Texas was not the first state to revolt against this and other affronts to liberty. The people of the central state of Zacatecas rebelled in the summer of 1835, but were quickly crushed by Santa Anna's forces, who were rewarded with two days of vicious looting and rape. The General then turned his attention to Texas and instructed officials in San Antonio to recall the cannon that had been given to the settlers in nearby Gonzales for defense against Indians. The colonists were living on the edge of the frontier and had previously served as a useful buffer between the often hostile natives and the inner portions of Mexico.

The Revolution broke out over this cannon.

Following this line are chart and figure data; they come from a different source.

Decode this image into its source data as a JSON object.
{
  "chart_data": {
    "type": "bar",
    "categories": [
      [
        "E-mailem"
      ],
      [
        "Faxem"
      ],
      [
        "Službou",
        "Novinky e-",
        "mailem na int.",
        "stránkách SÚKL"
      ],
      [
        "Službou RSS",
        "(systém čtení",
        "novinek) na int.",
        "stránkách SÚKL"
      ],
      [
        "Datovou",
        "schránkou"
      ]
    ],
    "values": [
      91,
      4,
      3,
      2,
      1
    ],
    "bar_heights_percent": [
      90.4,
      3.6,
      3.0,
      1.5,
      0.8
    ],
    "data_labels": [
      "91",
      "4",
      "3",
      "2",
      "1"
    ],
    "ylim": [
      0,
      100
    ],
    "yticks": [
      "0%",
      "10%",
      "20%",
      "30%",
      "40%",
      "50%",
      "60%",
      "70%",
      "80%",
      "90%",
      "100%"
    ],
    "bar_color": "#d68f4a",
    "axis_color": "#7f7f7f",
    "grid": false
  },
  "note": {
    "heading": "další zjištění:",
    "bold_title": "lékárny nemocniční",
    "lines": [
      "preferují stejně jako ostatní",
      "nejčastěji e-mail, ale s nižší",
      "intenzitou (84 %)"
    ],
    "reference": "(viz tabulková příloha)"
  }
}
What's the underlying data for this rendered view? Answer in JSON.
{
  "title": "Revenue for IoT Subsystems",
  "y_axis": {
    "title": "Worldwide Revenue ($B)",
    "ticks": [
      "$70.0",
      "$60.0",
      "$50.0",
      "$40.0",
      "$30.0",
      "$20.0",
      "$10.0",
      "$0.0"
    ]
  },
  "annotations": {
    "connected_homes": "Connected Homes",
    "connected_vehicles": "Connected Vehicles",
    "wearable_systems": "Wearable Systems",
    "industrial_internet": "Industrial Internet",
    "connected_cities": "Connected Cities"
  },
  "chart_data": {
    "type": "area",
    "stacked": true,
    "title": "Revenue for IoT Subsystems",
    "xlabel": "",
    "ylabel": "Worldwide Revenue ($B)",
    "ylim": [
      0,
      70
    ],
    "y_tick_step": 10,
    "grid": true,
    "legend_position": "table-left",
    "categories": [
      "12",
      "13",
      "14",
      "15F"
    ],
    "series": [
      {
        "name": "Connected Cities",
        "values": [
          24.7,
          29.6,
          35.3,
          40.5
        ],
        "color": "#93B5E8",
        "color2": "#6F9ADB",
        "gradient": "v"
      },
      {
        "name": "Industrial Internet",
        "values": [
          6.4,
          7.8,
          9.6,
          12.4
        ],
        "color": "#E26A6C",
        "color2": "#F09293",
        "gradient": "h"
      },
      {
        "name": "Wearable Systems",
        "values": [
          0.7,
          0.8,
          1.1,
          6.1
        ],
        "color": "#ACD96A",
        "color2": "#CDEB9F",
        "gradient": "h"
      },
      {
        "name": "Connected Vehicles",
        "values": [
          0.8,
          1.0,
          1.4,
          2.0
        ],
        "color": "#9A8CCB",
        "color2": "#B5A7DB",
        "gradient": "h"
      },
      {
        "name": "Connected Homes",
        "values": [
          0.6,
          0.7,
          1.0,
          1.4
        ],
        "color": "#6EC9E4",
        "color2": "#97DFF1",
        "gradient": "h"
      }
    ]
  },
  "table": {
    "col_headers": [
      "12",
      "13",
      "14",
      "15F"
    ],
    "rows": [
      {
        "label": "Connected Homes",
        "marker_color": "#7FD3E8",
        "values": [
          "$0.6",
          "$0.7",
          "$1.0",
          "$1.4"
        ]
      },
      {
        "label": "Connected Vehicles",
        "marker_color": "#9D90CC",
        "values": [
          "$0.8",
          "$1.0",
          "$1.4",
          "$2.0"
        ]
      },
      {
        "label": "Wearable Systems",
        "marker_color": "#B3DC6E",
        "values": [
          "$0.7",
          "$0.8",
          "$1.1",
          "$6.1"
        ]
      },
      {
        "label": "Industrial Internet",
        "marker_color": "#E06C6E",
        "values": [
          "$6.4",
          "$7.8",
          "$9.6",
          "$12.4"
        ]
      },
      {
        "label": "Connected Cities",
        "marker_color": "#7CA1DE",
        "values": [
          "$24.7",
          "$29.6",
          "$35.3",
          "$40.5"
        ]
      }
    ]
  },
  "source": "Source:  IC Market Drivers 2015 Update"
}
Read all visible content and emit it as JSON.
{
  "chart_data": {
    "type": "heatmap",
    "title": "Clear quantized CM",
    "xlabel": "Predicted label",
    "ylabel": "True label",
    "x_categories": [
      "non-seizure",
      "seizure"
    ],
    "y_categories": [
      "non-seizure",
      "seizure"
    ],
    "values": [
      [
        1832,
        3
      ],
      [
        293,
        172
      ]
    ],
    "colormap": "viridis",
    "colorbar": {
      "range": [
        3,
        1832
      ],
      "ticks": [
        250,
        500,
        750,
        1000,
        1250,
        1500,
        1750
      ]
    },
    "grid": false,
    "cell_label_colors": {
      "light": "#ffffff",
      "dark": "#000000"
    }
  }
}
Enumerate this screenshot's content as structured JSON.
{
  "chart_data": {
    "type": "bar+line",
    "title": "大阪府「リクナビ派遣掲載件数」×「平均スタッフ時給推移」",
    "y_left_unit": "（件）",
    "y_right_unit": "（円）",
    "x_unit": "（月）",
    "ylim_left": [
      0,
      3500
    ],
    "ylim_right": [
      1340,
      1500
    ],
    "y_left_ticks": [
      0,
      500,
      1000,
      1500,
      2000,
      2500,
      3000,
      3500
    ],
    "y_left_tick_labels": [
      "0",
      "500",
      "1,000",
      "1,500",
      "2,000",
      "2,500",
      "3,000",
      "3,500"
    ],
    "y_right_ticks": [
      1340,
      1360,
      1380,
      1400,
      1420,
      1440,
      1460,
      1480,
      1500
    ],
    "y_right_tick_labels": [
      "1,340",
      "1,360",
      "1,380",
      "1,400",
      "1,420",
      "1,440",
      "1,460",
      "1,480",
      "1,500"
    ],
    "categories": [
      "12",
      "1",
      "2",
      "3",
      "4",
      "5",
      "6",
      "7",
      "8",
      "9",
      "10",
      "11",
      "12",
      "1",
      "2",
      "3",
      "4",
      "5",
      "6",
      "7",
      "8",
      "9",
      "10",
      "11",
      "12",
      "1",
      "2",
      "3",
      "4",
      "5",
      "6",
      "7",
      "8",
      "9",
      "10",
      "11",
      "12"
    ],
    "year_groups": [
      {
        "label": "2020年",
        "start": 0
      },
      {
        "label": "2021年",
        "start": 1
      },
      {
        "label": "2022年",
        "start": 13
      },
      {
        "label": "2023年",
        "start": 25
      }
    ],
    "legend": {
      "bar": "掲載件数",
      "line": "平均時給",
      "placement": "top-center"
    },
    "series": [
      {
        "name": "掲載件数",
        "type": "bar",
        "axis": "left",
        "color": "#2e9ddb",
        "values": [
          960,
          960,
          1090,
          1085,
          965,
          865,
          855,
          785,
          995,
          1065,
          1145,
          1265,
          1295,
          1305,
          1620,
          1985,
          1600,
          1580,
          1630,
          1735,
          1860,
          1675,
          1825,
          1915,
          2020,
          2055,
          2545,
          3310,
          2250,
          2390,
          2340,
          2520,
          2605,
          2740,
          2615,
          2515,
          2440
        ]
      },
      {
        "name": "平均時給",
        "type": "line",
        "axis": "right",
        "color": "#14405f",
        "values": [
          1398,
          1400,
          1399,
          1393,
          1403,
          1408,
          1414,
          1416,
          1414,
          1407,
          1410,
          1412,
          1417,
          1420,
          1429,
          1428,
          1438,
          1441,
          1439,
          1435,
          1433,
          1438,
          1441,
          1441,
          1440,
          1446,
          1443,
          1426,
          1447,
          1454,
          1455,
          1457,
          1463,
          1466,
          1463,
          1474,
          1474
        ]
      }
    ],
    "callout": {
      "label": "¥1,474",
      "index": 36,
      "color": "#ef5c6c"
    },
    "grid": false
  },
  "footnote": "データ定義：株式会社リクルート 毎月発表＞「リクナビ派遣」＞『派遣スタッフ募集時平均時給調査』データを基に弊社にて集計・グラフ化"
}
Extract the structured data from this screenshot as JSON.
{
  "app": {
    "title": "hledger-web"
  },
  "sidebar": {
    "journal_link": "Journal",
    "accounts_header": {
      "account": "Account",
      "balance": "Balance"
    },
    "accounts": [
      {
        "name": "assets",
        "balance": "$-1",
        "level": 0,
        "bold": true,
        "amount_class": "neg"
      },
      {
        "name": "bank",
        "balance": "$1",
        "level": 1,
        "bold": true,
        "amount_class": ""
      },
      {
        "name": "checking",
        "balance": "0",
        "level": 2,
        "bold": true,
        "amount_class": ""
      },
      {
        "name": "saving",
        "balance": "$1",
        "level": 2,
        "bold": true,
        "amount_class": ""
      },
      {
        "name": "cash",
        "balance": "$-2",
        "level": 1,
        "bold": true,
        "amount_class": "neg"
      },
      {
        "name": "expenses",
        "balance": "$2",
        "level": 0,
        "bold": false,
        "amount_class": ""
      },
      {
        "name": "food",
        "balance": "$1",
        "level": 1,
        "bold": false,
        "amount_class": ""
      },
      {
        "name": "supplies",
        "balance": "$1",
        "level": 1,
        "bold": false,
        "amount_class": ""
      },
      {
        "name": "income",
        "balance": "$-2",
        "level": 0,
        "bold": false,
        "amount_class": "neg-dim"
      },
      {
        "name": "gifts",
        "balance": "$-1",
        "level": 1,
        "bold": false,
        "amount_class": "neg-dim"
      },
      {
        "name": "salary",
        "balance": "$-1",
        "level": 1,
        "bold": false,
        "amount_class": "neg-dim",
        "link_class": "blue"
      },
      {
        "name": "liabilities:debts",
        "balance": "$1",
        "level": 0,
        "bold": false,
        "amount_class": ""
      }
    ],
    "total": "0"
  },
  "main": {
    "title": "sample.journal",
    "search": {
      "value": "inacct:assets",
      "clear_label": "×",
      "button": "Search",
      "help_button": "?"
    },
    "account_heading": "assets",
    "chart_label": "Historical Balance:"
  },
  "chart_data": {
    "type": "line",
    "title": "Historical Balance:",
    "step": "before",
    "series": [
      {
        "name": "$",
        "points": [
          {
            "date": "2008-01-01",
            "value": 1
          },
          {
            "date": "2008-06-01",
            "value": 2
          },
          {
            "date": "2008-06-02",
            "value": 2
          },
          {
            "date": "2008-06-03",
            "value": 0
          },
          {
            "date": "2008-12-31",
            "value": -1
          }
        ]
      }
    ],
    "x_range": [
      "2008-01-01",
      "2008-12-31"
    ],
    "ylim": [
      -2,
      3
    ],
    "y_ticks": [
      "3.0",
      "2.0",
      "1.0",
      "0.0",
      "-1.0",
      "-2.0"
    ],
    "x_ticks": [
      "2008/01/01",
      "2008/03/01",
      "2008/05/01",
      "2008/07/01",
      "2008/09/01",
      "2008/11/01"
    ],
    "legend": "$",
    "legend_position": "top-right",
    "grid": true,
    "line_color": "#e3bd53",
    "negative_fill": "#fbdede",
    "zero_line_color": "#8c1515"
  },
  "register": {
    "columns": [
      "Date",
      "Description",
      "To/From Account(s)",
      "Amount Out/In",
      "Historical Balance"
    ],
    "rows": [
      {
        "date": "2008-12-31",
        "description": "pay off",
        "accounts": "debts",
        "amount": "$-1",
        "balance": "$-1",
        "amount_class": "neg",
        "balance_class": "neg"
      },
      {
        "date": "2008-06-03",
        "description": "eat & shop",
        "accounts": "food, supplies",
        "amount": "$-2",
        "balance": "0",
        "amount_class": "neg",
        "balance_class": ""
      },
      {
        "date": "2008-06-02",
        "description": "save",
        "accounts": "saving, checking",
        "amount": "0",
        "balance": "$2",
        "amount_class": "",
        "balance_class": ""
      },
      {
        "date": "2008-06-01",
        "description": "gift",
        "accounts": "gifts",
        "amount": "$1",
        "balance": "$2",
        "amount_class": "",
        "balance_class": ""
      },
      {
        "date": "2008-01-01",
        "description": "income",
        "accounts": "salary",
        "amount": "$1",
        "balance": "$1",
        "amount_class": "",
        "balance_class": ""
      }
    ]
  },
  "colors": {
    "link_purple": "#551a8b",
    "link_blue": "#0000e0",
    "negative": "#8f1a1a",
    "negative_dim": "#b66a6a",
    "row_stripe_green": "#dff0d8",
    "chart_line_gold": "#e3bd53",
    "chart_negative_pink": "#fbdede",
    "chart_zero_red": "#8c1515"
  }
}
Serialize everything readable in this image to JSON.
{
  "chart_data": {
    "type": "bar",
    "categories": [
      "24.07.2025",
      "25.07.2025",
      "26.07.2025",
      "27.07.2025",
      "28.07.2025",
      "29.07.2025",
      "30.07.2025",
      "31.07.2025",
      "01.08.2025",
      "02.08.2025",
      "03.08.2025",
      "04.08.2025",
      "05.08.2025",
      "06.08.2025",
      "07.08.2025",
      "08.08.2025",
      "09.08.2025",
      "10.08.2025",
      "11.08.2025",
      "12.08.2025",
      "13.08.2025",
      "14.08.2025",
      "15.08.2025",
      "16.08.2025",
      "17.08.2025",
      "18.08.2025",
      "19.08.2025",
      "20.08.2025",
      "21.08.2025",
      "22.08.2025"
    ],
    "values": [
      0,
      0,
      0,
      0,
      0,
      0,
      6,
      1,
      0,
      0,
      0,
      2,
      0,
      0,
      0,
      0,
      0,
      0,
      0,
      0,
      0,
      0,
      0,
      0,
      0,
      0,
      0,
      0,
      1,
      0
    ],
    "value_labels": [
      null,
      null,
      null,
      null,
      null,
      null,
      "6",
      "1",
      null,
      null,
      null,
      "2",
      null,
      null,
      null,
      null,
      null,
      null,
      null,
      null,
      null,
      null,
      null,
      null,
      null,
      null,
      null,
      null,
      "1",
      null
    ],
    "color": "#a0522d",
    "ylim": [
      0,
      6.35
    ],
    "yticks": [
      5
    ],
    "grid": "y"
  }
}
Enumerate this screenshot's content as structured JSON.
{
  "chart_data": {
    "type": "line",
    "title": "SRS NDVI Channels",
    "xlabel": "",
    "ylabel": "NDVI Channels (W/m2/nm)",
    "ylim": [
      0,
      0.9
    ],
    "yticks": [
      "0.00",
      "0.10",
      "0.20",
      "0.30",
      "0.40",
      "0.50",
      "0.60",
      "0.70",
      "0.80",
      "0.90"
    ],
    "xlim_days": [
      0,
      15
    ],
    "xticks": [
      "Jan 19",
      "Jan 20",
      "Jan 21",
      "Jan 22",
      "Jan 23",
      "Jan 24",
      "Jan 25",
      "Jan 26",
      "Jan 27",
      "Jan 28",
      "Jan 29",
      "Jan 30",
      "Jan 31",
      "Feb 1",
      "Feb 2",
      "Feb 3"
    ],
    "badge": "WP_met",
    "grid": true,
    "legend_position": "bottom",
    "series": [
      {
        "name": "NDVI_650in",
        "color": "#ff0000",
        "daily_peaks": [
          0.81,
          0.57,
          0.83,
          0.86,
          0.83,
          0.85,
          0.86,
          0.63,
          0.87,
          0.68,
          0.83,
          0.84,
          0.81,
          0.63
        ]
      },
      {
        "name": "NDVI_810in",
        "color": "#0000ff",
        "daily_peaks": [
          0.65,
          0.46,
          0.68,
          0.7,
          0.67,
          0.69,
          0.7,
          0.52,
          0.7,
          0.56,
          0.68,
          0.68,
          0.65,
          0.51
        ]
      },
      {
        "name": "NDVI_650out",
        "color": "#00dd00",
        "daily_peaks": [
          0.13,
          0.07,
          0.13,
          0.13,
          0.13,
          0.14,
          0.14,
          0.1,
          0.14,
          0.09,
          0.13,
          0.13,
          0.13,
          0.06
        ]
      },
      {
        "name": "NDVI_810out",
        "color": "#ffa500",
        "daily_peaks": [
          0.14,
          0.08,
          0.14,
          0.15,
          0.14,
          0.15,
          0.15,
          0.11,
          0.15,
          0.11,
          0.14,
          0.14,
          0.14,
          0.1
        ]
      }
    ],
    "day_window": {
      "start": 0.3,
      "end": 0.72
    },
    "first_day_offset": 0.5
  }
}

The settlers in Gonzales refused to give it up and famously told Santa Anna's representative, "Come and take it." They tried and failed, and within a year the Texians had won their freedom from a military dictatorship, but not before the massacre at the Alamo.

The Texas Revolution had nothing to do with US designs on Texas. In fact, it took a decade for the US to agree to accept Texas as a state after independence. It is important to know and remember that Texas' fight was not some random gringo landgrab. It was a just revolution for constitutional democracy and human liberty. The men at the Alamo knew that these were worth dying for and that is why we Texans will never forget them.